Sono molte le imprese siciliane in Nord-Africa
I primi danni economici causati dalla crisi di Tunisia e Libia alla Sicilia si sono avvertiti a Lampedusa dove i continui sbarchi di migranti stanno condizionando il turismo e l'attività dei pescatori. Per questi ultimi l'assessore regionale alle Attività Produttive, Marco Venturi, ha promesso un sostegno economico pari a 400 mila euro.
Il Centro Studi del Cgia di Mestre ha calcolato che il danno che rischia di venire fuori da questa situazione si aggira intorno a 1 miliardo di euro, 5 se considerata l'intera area geografica. Un danno che ricadrebbe su numerose aziende la maggior parte delle quali si trovano in Sicilia, Sardegna e Lombardia; le regioni italiane che hanno gli scambi commerciali più intensi con il paese nordafricano.
Solo per fare un esempio, già tecnici dell'Eni e di altre imprese stanno rientrando a Gela dove c'è il terminale del "Green Stream", il più grande metanodotto sottomarino che, con i suoi 520 km di tubazione da 32 pollici, attraversa il Mediterraneo collegando la Libia alla Sicilia.
I siciliani, oltre a vedersi piombare addosso 200-300 mila profughi (come teme lo stesso governo italiano) e subire l'ennesimo aumento della benzina, rischiano ripercussioni gravi sul loro già disastrato tessuto economico. Diceva Confindustria Sicilia nel 2008: "La Libia rappresenta un partner economico di primaria importanza. Non solo per i fattori energetici". E fino allo scorso 22 gennaio ad un convegno organizzato al Maas di Catania si teneva una riunione tecnica per la programmazione di una "missione di sistema" denominata: Settimana della Sicilia in Libia.
Sono tante le imprese siciliane che operano, direttamente o indirettamente, in Libia e Tunisia: basta citare l'esempio del "Distretto della Meccanica siciliana", 150 imprese tra Siracusa, Milazzo e Gela per un totale di 4.000 dipendenti. In ballo anche una fornitura di tecnologia per la pesca al paese nordafricano, con al centro Federpesca, di cui fanno parte operatori e imprese della pesca soprattutto siciliani, nata proprio a Mazara del Vallo.

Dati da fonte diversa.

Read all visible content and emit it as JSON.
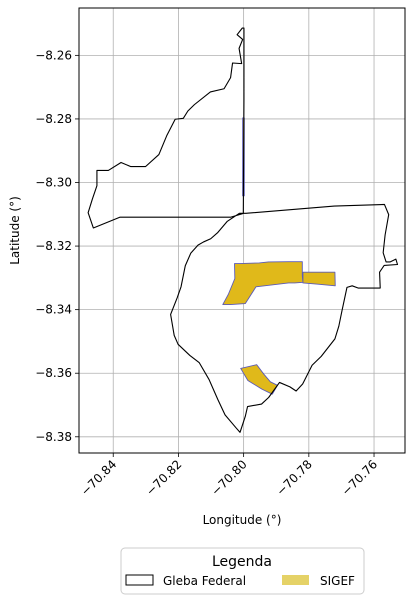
{
  "chart_data": {
    "type": "map",
    "xlabel": "Longitude (°)",
    "ylabel": "Latitude (°)",
    "xlim": [
      -70.8505,
      -70.7505
    ],
    "ylim": [
      -8.3851,
      -8.2451
    ],
    "xticks": [
      -70.84,
      -70.82,
      -70.8,
      -70.78,
      -70.76
    ],
    "xtick_labels": [
      "−70.84",
      "−70.82",
      "−70.80",
      "−70.78",
      "−70.76"
    ],
    "yticks": [
      -8.38,
      -8.36,
      -8.34,
      -8.32,
      -8.3,
      -8.28,
      -8.26
    ],
    "ytick_labels": [
      "−8.38",
      "−8.36",
      "−8.34",
      "−8.32",
      "−8.30",
      "−8.28",
      "−8.26"
    ],
    "grid": true,
    "legend": {
      "title": "Legenda",
      "placement": "bottom-center",
      "entries": [
        {
          "label": "Gleba Federal",
          "style": "outline",
          "color": "#000000"
        },
        {
          "label": "SIGEF",
          "style": "fill",
          "color": "#e5d267"
        }
      ]
    },
    "layers": [
      {
        "name": "Gleba Federal",
        "fill": "none",
        "stroke": "#000000",
        "polygons": [
          [
            [
              -70.8004,
              -8.2514
            ],
            [
              -70.7999,
              -8.2514
            ],
            [
              -70.7999,
              -8.2739
            ],
            [
              -70.8001,
              -8.3097
            ],
            [
              -70.7993,
              -8.3097
            ],
            [
              -70.7722,
              -8.3074
            ],
            [
              -70.7568,
              -8.3069
            ],
            [
              -70.7555,
              -8.3101
            ],
            [
              -70.7566,
              -8.3165
            ],
            [
              -70.7572,
              -8.3221
            ],
            [
              -70.7563,
              -8.325
            ],
            [
              -70.7551,
              -8.325
            ],
            [
              -70.7533,
              -8.3241
            ],
            [
              -70.7528,
              -8.3258
            ],
            [
              -70.7569,
              -8.3261
            ],
            [
              -70.7583,
              -8.3282
            ],
            [
              -70.7581,
              -8.3332
            ],
            [
              -70.7649,
              -8.3332
            ],
            [
              -70.7667,
              -8.3325
            ],
            [
              -70.7683,
              -8.333
            ],
            [
              -70.7698,
              -8.3402
            ],
            [
              -70.7708,
              -8.3452
            ],
            [
              -70.772,
              -8.3492
            ],
            [
              -70.7762,
              -8.3547
            ],
            [
              -70.779,
              -8.3575
            ],
            [
              -70.7819,
              -8.3634
            ],
            [
              -70.7839,
              -8.3656
            ],
            [
              -70.7858,
              -8.3643
            ],
            [
              -70.789,
              -8.3629
            ],
            [
              -70.7923,
              -8.3676
            ],
            [
              -70.7945,
              -8.3697
            ],
            [
              -70.7988,
              -8.3705
            ],
            [
              -70.7995,
              -8.3736
            ],
            [
              -70.8011,
              -8.3786
            ],
            [
              -70.8024,
              -8.3771
            ],
            [
              -70.8057,
              -8.3731
            ],
            [
              -70.8079,
              -8.3683
            ],
            [
              -70.8106,
              -8.362
            ],
            [
              -70.8136,
              -8.3567
            ],
            [
              -70.8165,
              -8.3544
            ],
            [
              -70.8201,
              -8.3509
            ],
            [
              -70.8213,
              -8.3481
            ],
            [
              -70.8224,
              -8.3415
            ],
            [
              -70.8204,
              -8.3363
            ],
            [
              -70.8192,
              -8.3328
            ],
            [
              -70.8179,
              -8.3262
            ],
            [
              -70.8162,
              -8.3222
            ],
            [
              -70.814,
              -8.3197
            ],
            [
              -70.8123,
              -8.3187
            ],
            [
              -70.8101,
              -8.3177
            ],
            [
              -70.8079,
              -8.3157
            ],
            [
              -70.805,
              -8.3122
            ],
            [
              -70.8013,
              -8.3097
            ],
            [
              -70.8,
              -8.3097
            ],
            [
              -70.8039,
              -8.3109
            ],
            [
              -70.8379,
              -8.3109
            ],
            [
              -70.8461,
              -8.3143
            ],
            [
              -70.8477,
              -8.3095
            ],
            [
              -70.8464,
              -8.3052
            ],
            [
              -70.845,
              -8.301
            ],
            [
              -70.845,
              -8.2962
            ],
            [
              -70.8415,
              -8.2962
            ],
            [
              -70.8376,
              -8.2937
            ],
            [
              -70.8346,
              -8.295
            ],
            [
              -70.8301,
              -8.295
            ],
            [
              -70.826,
              -8.2912
            ],
            [
              -70.8236,
              -8.2853
            ],
            [
              -70.821,
              -8.2801
            ],
            [
              -70.8185,
              -8.2798
            ],
            [
              -70.8171,
              -8.2775
            ],
            [
              -70.8151,
              -8.2755
            ],
            [
              -70.8102,
              -8.2715
            ],
            [
              -70.806,
              -8.2705
            ],
            [
              -70.804,
              -8.267
            ],
            [
              -70.8034,
              -8.2624
            ],
            [
              -70.8006,
              -8.2626
            ],
            [
              -70.8014,
              -8.2578
            ],
            [
              -70.8003,
              -8.255
            ],
            [
              -70.802,
              -8.2535
            ],
            [
              -70.8004,
              -8.2514
            ]
          ]
        ]
      },
      {
        "name": "SIGEF",
        "fill": "#e0b91a",
        "stroke": "#5b5bb8",
        "polygons": [
          [
            [
              -70.8028,
              -8.3255
            ],
            [
              -70.8012,
              -8.3255
            ],
            [
              -70.7952,
              -8.3253
            ],
            [
              -70.7924,
              -8.325
            ],
            [
              -70.7862,
              -8.3249
            ],
            [
              -70.782,
              -8.3249
            ],
            [
              -70.782,
              -8.3294
            ],
            [
              -70.7818,
              -8.3314
            ],
            [
              -70.7843,
              -8.3316
            ],
            [
              -70.7862,
              -8.3316
            ],
            [
              -70.792,
              -8.3323
            ],
            [
              -70.7962,
              -8.3328
            ],
            [
              -70.7995,
              -8.3381
            ],
            [
              -70.804,
              -8.3384
            ],
            [
              -70.8064,
              -8.3384
            ],
            [
              -70.8047,
              -8.3352
            ],
            [
              -70.8027,
              -8.3302
            ],
            [
              -70.8028,
              -8.3255
            ]
          ],
          [
            [
              -70.7818,
              -8.3282
            ],
            [
              -70.7818,
              -8.3316
            ],
            [
              -70.7772,
              -8.332
            ],
            [
              -70.7719,
              -8.3325
            ],
            [
              -70.772,
              -8.3282
            ],
            [
              -70.7818,
              -8.3282
            ]
          ],
          [
            [
              -70.8009,
              -8.3585
            ],
            [
              -70.7987,
              -8.3623
            ],
            [
              -70.7944,
              -8.365
            ],
            [
              -70.7912,
              -8.3666
            ],
            [
              -70.7896,
              -8.3638
            ],
            [
              -70.7918,
              -8.3627
            ],
            [
              -70.7938,
              -8.3603
            ],
            [
              -70.796,
              -8.3573
            ],
            [
              -70.8009,
              -8.3585
            ]
          ],
          [
            [
              -70.8003,
              -8.2797
            ],
            [
              -70.7998,
              -8.2797
            ],
            [
              -70.7998,
              -8.3042
            ],
            [
              -70.8003,
              -8.3042
            ],
            [
              -70.8003,
              -8.2797
            ]
          ]
        ]
      }
    ]
  }
}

Bene ha detto il presidente della Regione Raffaele Lombardo al Governo nazionale: se volete portare a Mineo gli immigrati metteteci nelle condizioni di farli lavorare. E visto che lavoro qui non ce n'è neppure per i siciliani è semplice arrivare alle conclusioni. Anche se, in fondo, non si può escludere le cose non possano tornare alla normalità per le nostre imprese o, addirittura, mettersi ancora meglio.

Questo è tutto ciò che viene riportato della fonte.